ДЖОН: Когда унижаешь человека - это и есть один из видов убийства. Ты убиваешь его достоинство.
ПАРИС: Я люблю мужские разговоры.
ДЖОН: Я тоже.
ПАРИС: Они лучше, чем разговоры по душам. Разговоры по душам меня смущают.
Молли выходит из кухни.
МОЛЛИ: Обед почти готов. Парис, взгляни на свои гадкие руки.
ПАРИС: Они были еще гаже.
МОЛЛИ: Неважно. Пойди, вымой их перед обедом.
ПАРИС: "Гадкий" - это гадкое слово. Я не хочу, чтобы ты так говорила, мама. (Выходит)
МОЛЛИ: Самое обычное английское слово.
Входит Филипп.
ФИЛИПП: Быть гадким то же самое, что делать гадости. Вы, вероятно, жилец из флигеля?
МОЛЛИ: Джон Такер - Филипп Лавджой. Джон - Филипп.
ФИЛИПП: Вы пробыли здесь вчера вечером довольно долго.
ДЖОН: И многие вечера до этого.
ФИЛИПП: Я работал в этом флигеле.
ДЖОН: Над чем?
ФИЛИПП: Это место, где я сижу на горшке. Мой флигель, мой горшок.

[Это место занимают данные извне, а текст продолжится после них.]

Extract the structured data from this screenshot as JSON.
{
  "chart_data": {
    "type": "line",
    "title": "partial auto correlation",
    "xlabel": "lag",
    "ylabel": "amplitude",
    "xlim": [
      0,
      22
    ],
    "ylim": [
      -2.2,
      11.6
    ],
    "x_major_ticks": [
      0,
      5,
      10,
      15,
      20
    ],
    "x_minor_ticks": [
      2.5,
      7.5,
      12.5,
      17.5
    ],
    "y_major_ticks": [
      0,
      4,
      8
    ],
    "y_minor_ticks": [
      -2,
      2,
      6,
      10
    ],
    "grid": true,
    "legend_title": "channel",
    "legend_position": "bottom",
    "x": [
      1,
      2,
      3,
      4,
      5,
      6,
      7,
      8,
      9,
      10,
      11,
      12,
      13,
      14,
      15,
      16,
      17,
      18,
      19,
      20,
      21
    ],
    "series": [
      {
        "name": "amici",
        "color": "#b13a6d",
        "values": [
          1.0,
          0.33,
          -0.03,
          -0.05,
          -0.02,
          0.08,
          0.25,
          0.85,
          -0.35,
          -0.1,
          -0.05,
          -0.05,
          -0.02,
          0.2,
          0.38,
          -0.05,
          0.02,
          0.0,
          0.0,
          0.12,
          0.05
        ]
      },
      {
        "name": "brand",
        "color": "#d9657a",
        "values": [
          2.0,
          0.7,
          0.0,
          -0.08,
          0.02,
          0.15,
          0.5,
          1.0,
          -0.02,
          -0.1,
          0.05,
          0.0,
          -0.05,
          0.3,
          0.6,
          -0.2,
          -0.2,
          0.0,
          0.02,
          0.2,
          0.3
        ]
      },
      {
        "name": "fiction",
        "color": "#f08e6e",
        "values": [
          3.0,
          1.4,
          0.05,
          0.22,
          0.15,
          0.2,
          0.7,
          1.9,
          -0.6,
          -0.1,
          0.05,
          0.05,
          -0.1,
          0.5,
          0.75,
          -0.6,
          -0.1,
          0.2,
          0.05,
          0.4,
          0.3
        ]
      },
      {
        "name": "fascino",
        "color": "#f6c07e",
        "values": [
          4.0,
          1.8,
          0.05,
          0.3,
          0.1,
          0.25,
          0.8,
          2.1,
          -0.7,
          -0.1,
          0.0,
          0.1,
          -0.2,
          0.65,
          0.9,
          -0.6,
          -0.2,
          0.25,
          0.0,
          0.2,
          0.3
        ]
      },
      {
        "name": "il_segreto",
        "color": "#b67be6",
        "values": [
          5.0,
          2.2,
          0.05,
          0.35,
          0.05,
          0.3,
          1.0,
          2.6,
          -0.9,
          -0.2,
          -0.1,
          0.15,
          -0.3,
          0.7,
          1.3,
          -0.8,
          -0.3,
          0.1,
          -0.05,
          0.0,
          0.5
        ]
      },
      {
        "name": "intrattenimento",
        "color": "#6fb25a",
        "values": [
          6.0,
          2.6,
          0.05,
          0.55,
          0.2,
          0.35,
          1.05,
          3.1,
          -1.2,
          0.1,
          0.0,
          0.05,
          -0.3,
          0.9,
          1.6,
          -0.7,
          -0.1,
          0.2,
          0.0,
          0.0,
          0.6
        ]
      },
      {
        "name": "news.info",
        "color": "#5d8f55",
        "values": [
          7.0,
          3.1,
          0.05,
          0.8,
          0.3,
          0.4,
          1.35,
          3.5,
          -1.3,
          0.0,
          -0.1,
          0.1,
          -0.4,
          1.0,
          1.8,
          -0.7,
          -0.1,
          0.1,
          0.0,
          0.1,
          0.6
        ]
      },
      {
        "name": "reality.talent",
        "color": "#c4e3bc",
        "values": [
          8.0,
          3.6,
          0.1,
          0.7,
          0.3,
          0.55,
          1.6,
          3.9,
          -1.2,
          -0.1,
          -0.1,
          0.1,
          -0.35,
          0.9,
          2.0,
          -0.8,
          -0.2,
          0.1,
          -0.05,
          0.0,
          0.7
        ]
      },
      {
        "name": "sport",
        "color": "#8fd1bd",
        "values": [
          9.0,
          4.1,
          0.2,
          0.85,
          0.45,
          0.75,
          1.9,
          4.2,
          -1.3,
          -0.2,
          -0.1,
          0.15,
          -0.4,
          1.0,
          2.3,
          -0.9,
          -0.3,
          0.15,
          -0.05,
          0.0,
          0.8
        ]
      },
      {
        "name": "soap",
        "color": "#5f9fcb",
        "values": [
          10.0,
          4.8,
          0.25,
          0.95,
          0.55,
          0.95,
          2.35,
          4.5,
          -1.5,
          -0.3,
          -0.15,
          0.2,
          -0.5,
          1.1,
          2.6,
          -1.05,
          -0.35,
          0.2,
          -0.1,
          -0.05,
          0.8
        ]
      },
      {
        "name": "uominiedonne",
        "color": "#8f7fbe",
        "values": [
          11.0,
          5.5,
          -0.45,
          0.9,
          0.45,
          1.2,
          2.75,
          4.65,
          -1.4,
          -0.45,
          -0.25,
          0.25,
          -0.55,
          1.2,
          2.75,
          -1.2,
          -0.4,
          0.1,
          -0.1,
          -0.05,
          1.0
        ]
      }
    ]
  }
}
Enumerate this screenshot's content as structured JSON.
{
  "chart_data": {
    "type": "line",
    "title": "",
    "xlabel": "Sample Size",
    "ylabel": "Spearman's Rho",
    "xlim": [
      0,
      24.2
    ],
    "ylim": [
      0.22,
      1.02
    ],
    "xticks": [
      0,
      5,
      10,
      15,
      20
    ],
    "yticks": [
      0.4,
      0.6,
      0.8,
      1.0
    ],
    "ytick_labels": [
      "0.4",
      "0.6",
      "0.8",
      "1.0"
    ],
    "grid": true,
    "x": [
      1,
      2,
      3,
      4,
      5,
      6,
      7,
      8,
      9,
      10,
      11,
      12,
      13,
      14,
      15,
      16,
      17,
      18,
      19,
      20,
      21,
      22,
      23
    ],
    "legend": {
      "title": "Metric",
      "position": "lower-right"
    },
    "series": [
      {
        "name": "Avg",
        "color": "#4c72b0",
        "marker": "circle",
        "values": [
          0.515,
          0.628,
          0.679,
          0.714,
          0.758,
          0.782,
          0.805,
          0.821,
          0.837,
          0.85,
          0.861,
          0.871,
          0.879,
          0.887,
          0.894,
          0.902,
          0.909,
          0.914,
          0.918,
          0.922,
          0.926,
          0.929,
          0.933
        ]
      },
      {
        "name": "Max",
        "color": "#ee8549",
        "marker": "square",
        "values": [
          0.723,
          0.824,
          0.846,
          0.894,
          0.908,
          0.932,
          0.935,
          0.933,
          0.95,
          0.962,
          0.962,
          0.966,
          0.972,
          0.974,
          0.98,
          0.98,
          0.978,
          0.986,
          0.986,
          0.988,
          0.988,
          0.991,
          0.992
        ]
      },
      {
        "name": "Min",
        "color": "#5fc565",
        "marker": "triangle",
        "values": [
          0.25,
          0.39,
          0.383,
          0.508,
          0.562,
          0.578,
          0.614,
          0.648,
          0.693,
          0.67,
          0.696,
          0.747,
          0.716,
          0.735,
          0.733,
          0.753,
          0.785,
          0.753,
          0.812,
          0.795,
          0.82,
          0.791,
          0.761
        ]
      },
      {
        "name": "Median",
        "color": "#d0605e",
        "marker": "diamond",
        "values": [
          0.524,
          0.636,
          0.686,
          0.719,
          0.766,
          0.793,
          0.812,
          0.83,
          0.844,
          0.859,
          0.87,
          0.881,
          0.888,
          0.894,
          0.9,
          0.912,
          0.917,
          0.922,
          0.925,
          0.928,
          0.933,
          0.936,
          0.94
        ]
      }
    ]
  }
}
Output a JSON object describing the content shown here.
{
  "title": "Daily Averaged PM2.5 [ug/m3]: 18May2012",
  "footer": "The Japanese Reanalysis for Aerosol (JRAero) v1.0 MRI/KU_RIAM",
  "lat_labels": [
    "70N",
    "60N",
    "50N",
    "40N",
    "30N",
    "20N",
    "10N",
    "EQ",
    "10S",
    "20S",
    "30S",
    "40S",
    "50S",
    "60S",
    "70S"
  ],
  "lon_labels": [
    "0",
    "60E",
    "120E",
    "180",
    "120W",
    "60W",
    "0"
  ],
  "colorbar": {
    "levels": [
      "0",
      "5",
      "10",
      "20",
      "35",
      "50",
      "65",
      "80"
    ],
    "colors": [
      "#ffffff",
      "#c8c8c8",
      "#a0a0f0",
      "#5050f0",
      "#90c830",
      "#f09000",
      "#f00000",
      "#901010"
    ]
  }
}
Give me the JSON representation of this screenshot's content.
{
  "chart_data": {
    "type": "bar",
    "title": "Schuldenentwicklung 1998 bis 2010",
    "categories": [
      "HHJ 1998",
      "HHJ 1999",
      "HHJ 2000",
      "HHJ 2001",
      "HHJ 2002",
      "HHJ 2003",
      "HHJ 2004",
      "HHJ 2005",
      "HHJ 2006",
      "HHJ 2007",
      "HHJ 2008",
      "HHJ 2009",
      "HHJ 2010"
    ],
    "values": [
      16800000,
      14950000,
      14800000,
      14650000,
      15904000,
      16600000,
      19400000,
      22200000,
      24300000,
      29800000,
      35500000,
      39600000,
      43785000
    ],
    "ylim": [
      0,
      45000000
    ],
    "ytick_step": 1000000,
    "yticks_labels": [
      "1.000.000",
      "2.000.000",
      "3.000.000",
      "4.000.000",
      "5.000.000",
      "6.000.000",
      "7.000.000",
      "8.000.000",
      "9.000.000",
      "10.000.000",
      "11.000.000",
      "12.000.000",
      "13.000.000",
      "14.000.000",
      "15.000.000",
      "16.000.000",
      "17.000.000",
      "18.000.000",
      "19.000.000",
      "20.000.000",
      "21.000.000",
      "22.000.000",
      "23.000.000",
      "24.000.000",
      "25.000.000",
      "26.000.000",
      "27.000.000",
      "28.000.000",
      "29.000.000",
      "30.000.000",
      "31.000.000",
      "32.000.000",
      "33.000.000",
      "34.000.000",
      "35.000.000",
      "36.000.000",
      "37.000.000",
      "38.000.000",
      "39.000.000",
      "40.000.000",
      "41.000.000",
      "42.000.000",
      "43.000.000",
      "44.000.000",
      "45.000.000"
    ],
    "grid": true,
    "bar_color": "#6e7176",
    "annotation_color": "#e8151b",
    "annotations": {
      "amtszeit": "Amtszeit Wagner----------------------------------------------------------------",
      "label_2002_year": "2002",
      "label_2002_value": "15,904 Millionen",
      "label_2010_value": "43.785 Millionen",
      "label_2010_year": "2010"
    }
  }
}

Моя собственность.
ДЖОН: Что?
ФИЛИПП: Когда я был маленьким, мама сажала Сестрицу в мою коляску. Считалось, что я с ней гуляю. Вместо этого я всю дорогу орал: "Это моя коляска, это моя коляска!" Дошло?
ДЖОН: Дошло.
ФИЛИПП: Мой нужник, мой флигель, моя коляска, моя жена.
МОЛЛИ: Не будь гадким, Филипп.
ФИЛИПП: Я чувствую себя гадко. Слышу гадости и вижу гадости.
МОЛЛИ: не вини нас, Филипп.
ФИЛИПП: Кого это "нас"?
МОЛЛИ: Меня и Джона.
ДЖОН: Я хочу жениться на Молли.
ФИЛИПП: Ну, так поцелуй меня в зад. Вы уже переспали?
МОЛЛИ: Нет.
ФИЛИПП: Разве ты не собираешься переспать с ним? Ведь надо выяснить!
МОЛЛИ: Что?
ФИЛИПП: Так ли он хорош в постели, как я?
МОЛЛИ: Прошу тебя, Филипп.
ФИЛИПП: "Прошу тебя, Филипп". Как ты ломаешься.
МОЛЛИ: Я ломаюсь?
ФИЛИПП: Ты ведь можешь заниматься этим и в машине, и в канаве, и в поле.
МОЛЛИ: В канаве мне это никогда не нравилось.
ДЖОН: не обращайте на меня внимания.
ФИЛИПП: Я не обращаю на вас внимания. Вы вьетесь передо мной, как комар.
МОЛЛИ: Джон был в школе чемпионом по боксу.
ФИЛИПП: О, крепкий малый - в школе.
МОЛЛИ: Джон четыре года служил во флоте.
ФИЛИПП: И, конечно же, был героем.
ДЖОН: Не совсем. Нас обучали высаживаться на берег и проникать в потайные, опасные и уязвимые места.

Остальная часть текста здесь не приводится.